[파이썬] statsmodels 분포 적합성 검정

In statistical analysis, it is common to assess the goodness of fit of a probability distribution to a given dataset. The statsmodels library in Python provides a convenient way to perform various distributional fitting tests to evaluate the suitability of different distributions.

In this blog post, we will learn how to use statsmodels for distribution fitting tests in Python.

Getting Started

Before we can perform distribution fitting tests, we need to install the statsmodels library. You can install it using pip:

pip install statsmodels

Once the installation is complete, we can import the necessary modules and functions:

import numpy as np
import statsmodels.api as sm
from scipy import stats

Distribution Fitting Tests

To perform distribution fitting tests using statsmodels, we typically follow these steps:

  1. Generate or import a dataset.
  2. Fit a distribution to the dataset.
  3. Perform a goodness-of-fit test to evaluate the fitting.

Let’s explore a couple of examples to understand these steps.

Example 1: Normal Distribution

Suppose we have a dataset that we believe follows a normal distribution. We can perform the normality test using the statsmodels library. Here’s how to do it:

# Step 1: Generate or import dataset
np.random.seed(0)
data = np.random.normal(0, 1, 1000)

# Step 2: Fit a distribution
params = stats.norm.fit(data)
sample_mean = np.mean(data)
sample_std = np.std(data)

# Step 3: Perform goodness-of-fit test
kstest_result = stats.kstest(data, 'norm', args=params)
adtest_result = stats.anderson(data, 'norm')

print(f"Sample Mean: {sample_mean:.3f}")
print(f"Sample Std: {sample_std:.3f}")
print("Kolmogorov-Smirnov Test:")
print(f"  Statistic: {kstest_result.statistic:.3f}")
print(f"  P-value: {kstest_result.pvalue:.3f}")
print("Anderson-Darling Test:")
print(f"  Statistic: {adtest_result.statistic:.3f}")
print(f"  Critical Values: {adtest_result.critical_values}")

In this example, we generate a random dataset of size 1000 from the standard normal distribution. We then use the fit function from the scipy.stats module to estimate the parameters of the normal distribution. Finally, we perform the Kolmogorov-Smirnov (KS) test and the Anderson-Darling (AD) test to assess the goodness of fit. The results include the sample mean, sample standard deviation, test statistics, and p-values.
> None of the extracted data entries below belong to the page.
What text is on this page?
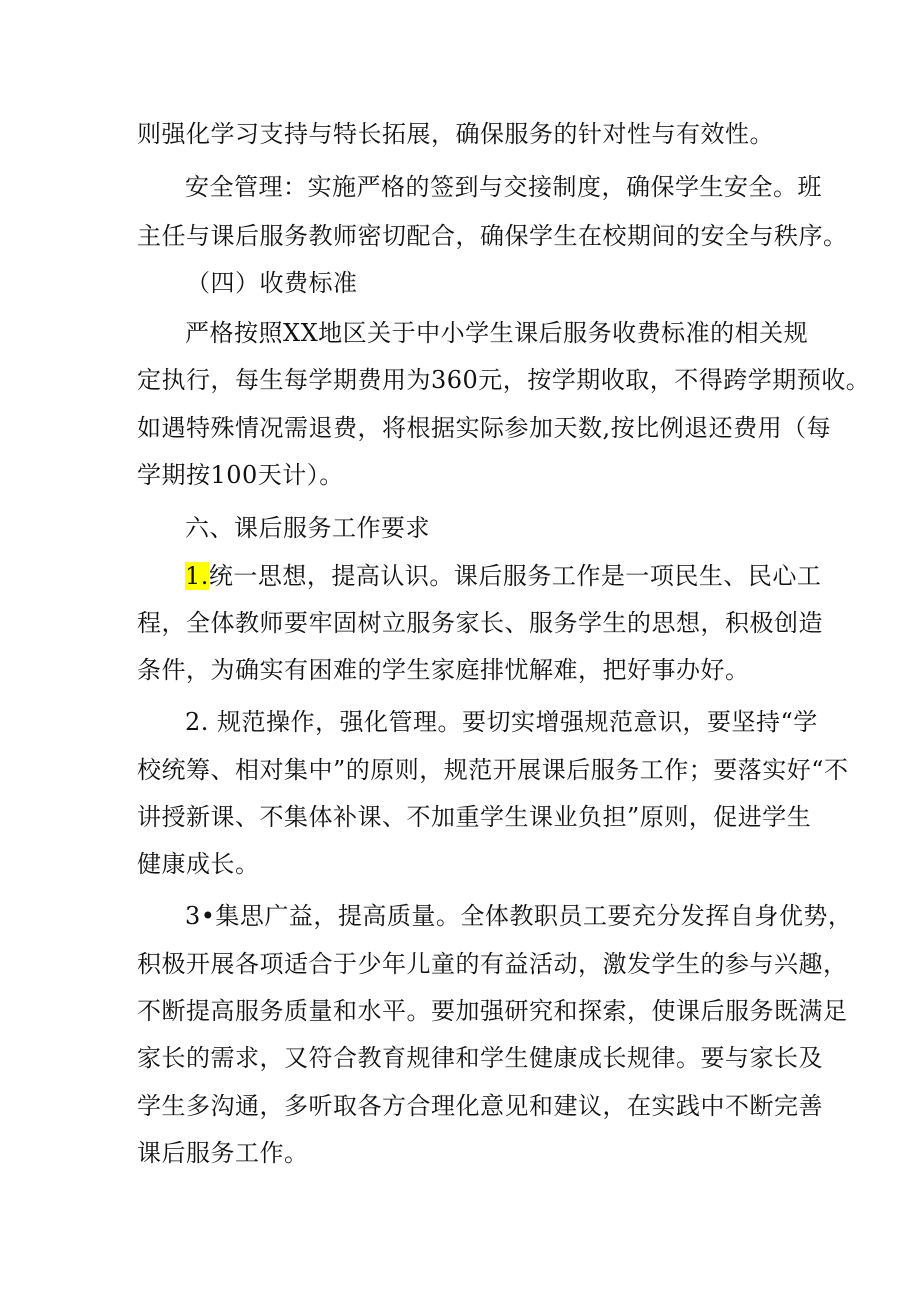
则强化学习支持与特长拓展，确保服务的针对性与有效性。
安全管理：实施严格的签到与交接制度，确保学生安全。班
主任与课后服务教师密切配合，确保学生在校期间的安全与秩序。
（四）收费标准
严格按照XX地区关于中小学生课后服务收费标准的相关规
定执行，每生每学期费用为360元，按学期收取，不得跨学期预收。
如遇特殊情况需退费，将根据实际参加天数,按比例退还费用（每
学期按100天计）。
六、课后服务工作要求
1.统一思想，提高认识。课后服务工作是一项民生、民心工
程，全体教师要牢固树立服务家长、服务学生的思想，积极创造
条件，为确实有困难的学生家庭排忧解难，把好事办好。
2. 规范操作，强化管理。要切实增强规范意识，要坚持“学
校统筹、相对集中”的原则，规范开展课后服务工作；要落实好“不
讲授新课、不集体补课、不加重学生课业负担”原则，促进学生
健康成长。
3•集思广益，提高质量。全体教职员工要充分发挥自身优势，
积极开展各项适合于少年儿童的有益活动，激发学生的参与兴趣，
不断提高服务质量和水平。要加强研究和探索，使课后服务既满足
家长的需求，又符合教育规律和学生健康成长规律。要与家长及
学生多沟通，多听取各方合理化意见和建议，在实践中不断完善
课后服务工作。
Example 2: Exponential Distribution

Let’s consider another example where we have a dataset that we believe follows an exponential distribution. We can use the same steps as before to perform the distribution fitting tests:

# Step 1: Generate or import dataset
np.random.seed(0)
data = np.random.exponential(1, 1000)

# Step 2: Fit a distribution
params = stats.expon.fit(data)
sample_mean = np.mean(data)
sample_std = np.std(data)

# Step 3: Perform goodness-of-fit test
kstest_result = stats.kstest(data, 'expon', args=params)
adtest_result = stats.anderson(data, 'expon')

print(f"Sample Mean: {sample_mean:.3f}")
print(f"Sample Std: {sample_std:.3f}")
print("Kolmogorov-Smirnov Test:")
print(f"  Statistic: {kstest_result.statistic:.3f}")
print(f"  P-value: {kstest_result.pvalue:.3f}")
print("Anderson-Darling Test:")
print(f"  Statistic: {adtest_result.statistic:.3f}")
print(f"  Critical Values: {adtest_result.critical_values}")

In this example, we generate a random dataset of size 1000 from the exponential distribution with a rate parameter of 1. We fit the exponential distribution to the data, perform the KS test and the AD test, and print the results.

Conclusion

The statsmodels library provides a powerful set of tools for performing distribution fitting tests in Python. By following a few simple steps, we can assess the goodness of fit of various distributions to our datasets. This allows us to make informed decisions and draw meaningful conclusions when analyzing data.